Eine solche Einführung zeigt deutlich, dass dies kein Buch ist, welches man zum Zeitvertreib liest und vergisst. Die Geschichte hat alles was man sich wünschen kann, Spannung, Liebe, Humor und, ja wie sollen wir es nennen, Esoterik oder spielen mit den Möglichkeiten der Quantenphysik? Wieder einmal hat der Autor eine Geschichte gefunden, die neben dem Lesespaß zum Nachdenken anregt und die Kraft der Blumen – die Kraft des Lebens und der Schönheit- als ein Element der Veränderung der Welt sieht. Waren es nicht die Blumenkinder, die für Liebe und Frieden eintraten? Es sind Rosen, die für vieles stehen, ihre eigene Sprache haben wie Blumen überhaupt, die zu entschlüsseln den Protagonisten und den Lesern zufällt.
Die »alte« Welt in diesem Buch ist eine riesige Megastadt, in der die Menschen sehr entfremdet von der Natur leben. Die Menschen sind abhängig von einem funktionierenden Netz, bei Ausfällen kommt es zu vielen Selbstmorden. Deshalb haben die Häuser keine Fenster, damit sich niemand einfach herabstürzen kann. Natur und Mensch scheinen sich nicht zu vertragen, jedenfalls nicht nach den Gesetzen dieser Stadt. Ist es deshalb eine Katastrophe, weil plötzlich überall Blumen erscheinen? Und müssen sie deshalb um jeden Preis vernichtet werden?
Die Spannung des Buches ist in der Hauptlinie in der Frage enthalten, warum diese Blumen erscheinen, warum sind selbst Drohnenschwärme dabei, aufblühende Blumen zu gestalten. Selbstfahrende Autos stellen sich als Blüten auf. Es sind Kunstwerke, aber was bedeuten sie und warum kann niemand etwas dagegen tun? Auch das Militär ist machtlos,
»Wir brauchen keine transdimensionalen Monster, die kommen um uns zu vernichten. Wir schaffen das sogar, wenn uns lediglich jemand Blumen schenkt.« (S.182)

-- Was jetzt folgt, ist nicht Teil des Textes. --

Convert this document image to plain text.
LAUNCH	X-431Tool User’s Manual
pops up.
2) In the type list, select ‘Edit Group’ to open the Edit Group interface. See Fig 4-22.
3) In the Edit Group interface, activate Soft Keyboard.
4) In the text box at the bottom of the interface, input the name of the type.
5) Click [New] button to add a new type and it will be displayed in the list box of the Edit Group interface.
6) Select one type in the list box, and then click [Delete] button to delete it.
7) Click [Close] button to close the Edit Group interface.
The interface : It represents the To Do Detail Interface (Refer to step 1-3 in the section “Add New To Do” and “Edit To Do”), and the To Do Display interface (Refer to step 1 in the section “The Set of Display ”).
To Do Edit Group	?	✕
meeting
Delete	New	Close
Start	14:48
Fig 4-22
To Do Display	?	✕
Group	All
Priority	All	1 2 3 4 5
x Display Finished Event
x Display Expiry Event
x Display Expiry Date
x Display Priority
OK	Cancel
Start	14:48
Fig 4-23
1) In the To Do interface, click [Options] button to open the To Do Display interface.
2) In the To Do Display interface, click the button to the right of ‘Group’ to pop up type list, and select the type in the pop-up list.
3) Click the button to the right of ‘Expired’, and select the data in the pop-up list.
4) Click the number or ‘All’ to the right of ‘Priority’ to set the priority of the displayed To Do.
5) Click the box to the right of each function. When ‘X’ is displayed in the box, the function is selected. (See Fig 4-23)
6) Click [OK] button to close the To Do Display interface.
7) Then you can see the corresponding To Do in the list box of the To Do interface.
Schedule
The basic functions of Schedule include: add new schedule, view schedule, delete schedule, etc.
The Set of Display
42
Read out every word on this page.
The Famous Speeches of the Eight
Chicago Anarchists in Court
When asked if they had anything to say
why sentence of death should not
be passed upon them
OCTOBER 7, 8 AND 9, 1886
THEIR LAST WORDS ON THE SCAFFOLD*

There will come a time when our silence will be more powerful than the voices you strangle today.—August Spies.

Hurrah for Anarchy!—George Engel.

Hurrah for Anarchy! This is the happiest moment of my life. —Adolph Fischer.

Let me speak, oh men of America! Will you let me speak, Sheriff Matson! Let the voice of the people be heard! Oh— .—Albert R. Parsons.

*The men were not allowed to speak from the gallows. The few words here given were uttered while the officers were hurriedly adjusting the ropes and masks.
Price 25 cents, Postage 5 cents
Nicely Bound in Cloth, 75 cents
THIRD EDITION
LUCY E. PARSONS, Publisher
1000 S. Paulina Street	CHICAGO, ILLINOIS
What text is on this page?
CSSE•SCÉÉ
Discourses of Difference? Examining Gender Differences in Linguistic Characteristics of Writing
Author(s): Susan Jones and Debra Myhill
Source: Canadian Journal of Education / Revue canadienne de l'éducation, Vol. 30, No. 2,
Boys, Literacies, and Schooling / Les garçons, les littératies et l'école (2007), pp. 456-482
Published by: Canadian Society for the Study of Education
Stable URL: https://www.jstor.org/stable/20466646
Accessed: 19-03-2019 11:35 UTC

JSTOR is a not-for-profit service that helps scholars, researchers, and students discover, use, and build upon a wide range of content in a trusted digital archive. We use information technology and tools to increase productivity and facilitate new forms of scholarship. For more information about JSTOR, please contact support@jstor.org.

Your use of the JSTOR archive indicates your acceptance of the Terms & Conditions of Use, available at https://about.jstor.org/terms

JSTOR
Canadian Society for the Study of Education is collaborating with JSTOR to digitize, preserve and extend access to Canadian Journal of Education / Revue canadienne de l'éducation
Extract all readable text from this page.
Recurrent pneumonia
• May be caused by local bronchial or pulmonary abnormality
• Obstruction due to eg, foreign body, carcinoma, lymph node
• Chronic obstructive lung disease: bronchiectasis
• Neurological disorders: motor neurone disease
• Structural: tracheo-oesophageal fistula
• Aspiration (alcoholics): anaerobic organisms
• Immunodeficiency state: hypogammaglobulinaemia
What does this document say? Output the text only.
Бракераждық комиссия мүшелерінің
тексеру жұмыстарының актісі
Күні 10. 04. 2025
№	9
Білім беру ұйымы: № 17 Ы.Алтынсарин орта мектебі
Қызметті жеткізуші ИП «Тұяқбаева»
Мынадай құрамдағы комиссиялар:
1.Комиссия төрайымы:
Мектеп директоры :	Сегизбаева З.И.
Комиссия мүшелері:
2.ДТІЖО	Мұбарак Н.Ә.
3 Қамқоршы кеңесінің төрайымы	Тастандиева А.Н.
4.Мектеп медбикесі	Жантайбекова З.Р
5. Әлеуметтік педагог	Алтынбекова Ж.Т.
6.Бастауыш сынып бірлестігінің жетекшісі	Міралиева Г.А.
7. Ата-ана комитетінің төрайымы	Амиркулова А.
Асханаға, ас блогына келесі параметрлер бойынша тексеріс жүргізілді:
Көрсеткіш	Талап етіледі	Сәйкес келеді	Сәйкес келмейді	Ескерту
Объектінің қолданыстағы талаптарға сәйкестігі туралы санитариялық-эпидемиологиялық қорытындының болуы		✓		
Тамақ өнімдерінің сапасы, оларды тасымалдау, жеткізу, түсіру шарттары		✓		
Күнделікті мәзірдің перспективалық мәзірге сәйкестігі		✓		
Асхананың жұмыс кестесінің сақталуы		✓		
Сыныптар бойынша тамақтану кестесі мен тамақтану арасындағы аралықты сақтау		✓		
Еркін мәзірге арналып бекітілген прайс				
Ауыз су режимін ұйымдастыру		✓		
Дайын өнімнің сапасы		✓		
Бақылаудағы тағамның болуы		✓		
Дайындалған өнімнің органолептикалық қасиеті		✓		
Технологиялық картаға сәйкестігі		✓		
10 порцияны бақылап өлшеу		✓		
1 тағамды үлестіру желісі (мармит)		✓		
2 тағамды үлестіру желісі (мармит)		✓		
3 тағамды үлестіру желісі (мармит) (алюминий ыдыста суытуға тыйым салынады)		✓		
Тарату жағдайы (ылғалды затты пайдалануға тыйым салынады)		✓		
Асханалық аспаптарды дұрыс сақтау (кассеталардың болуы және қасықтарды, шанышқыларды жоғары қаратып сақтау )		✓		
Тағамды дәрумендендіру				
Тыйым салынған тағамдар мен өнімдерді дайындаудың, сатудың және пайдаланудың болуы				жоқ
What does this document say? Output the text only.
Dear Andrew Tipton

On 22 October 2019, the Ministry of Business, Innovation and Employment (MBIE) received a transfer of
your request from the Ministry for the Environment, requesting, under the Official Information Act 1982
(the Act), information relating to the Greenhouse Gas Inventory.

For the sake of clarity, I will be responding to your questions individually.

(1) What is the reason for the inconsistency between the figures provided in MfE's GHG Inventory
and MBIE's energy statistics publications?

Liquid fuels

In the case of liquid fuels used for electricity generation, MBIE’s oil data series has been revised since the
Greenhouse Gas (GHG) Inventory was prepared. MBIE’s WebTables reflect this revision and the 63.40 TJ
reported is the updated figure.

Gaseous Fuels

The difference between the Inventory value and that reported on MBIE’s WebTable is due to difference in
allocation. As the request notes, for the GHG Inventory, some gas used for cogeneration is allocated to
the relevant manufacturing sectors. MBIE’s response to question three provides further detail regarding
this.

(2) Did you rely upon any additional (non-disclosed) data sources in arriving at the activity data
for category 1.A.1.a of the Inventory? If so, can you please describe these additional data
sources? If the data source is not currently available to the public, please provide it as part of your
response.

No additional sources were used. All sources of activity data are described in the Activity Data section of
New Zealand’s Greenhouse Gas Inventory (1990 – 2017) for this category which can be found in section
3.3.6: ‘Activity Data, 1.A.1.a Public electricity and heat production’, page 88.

Für den Humor im Buch sorgt der Rollstuhl von Lou, der auf sie abgestimmt und ein Prototyp ist. Sein Piepsen ist eine Sprache, die Lou versteht, und so mischt er sich ein und missachtet gerne die Anweisungen seiner Passagierin. Auch wenn diese ihm droht, ihn zu »lebenslangem Frondienst als Kaffeemaschine« (S.25) zu verurteilen.
Die Liebesgeschichte erlebt der Leser zwischen Lou und Eva, einem schüchternen Mädchen, welches aber die Stärke hat, eine eigene Meinung zu haben und diese auch gegen Respektspersonen zu verteidigen. So kommen Lou und Eva zusammen und schließlich muss Lou alles aufbieten, um Eva zu schützen, aber gelingt das? Und ist dieser Schutz notwendig?
Die geniale Professorin Bettina Calvin, die mit vollem Einsatz Wissenschaftlerin ist, muss erleben, dass alles, wovon sie seit ihrer Kindheit überzeugt war, nicht mehr stimmt. Sie verliert die Kontrolle über ihre eigenen Forschungen..
»Die Realität ist das, was sich zu verschwinden weigert, selbst wenn ich aufhöre, daran zu glauben.« (S. 146)
Was hat das alles nun mit Niemandes Schlaf zu tun? Geht es darum, dass die Professorin erst am Ende des Buches endlich dazu kommt, zu schlafen? Oder ist es die Frage, ob der Tod, als Bruder des Schlafes, vielleicht nicht das Ende ist? Ist es ein Übergang? Wenn ja, wohin? In ein Paradies? Aber was ist ein Paradies? Sven Haupt hat den Mut, sich eine Vorstellung dazu zu erlauben und sie in seinem Buch zur Diskussion zu stellen. Während in seinem Roman »Die Sprache der Blumen« das Böse am Ende stirbt und damit die Dialektik zwischen Gut und Böse aufgehoben wird, fragt Lou in diesem Buch:
»Hat das Böse Kaffee?
Und die Antwort lautet: „Nach allem, was ich höre, den besten« (S.384)
Eine Geschichte, deren Ende eigentlich ein Anfang ist, trotz aller fantastischen Elemente viele Bezüge zu unserer Gegenwart hat und vom Autor meisterhaft erzählt wird.
Aus diesen Gründen freut sich das Komitee, »Niemandes Schlaf« von Sven Haupt mit dem Deutschen Science-Fiction-Preis 2024 auszuzeichnen.